2. A drive train comprising:

an internal combustion engine having a crankshaft;

a transmission including a plurality of axially spaced spur gears for setting different transmission gear ratios, and including at least one transmission input shaft coupled to the crankshaft by a friction clutch including a clutch plate received within a clutch housing and connected in a rotationally locked manner to the at least one transmission input shaft, wherein the clutch plate includes a torsional vibration damper to damp torsional vibrations in the spur gears of the transmission; and

a centrifugal force pendulum carried on the at least one transmission input shaft and separate from the friction clutch and at an axial distance from the clutch plate, wherein the centrifugal force pendulum includes pendulum masses supported on rollers carried by a radially extending pendulum flange member that is non-rotatably carried on the at least one transmission input shaft;

wherein the transmission is a dual-clutch transmission that includes two sub-transmissions, each sub-transmission having a respective transmission input shaft, one of the two sub-transmissions having a hollow transmission input shaft;

wherein the centrifugal force pendulum is non-rotatably carried directly on the hollow transmission input shaft;

wherein each sub-transmission includes a respective set of spur gears and

the centrifugal force pendulum is situated between the sets of spur gears of the sub-transmissions.
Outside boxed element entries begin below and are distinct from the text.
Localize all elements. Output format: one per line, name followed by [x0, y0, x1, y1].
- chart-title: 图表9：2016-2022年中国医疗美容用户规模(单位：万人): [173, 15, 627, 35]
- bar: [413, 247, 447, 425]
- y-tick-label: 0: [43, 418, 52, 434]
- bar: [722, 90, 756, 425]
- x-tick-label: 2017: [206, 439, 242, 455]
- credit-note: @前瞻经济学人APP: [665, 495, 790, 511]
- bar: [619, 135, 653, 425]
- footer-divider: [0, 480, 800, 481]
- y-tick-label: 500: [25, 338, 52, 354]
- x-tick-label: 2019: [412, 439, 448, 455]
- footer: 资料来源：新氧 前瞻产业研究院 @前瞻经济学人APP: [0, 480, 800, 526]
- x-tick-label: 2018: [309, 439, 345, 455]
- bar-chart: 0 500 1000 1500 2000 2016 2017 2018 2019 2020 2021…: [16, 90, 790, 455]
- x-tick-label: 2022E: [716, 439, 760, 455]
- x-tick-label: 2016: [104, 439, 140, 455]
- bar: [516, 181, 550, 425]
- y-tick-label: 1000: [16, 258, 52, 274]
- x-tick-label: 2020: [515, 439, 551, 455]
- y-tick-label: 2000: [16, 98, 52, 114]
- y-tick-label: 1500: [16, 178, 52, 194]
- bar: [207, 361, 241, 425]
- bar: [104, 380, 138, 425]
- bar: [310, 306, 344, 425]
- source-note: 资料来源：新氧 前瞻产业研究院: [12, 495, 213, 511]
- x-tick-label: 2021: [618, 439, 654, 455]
3. The drive train according to claim 2,

wherein at least one pendulum mass carried by the centrifugal force pendulum is situated radially outwardly of a radially outermost surface of at least one spur gear of one of the sets of spur gears carried on the hollow transmission input shaft, and

wherein the at least one pendulum mass at least partially axially overlaps the at least one spur gear.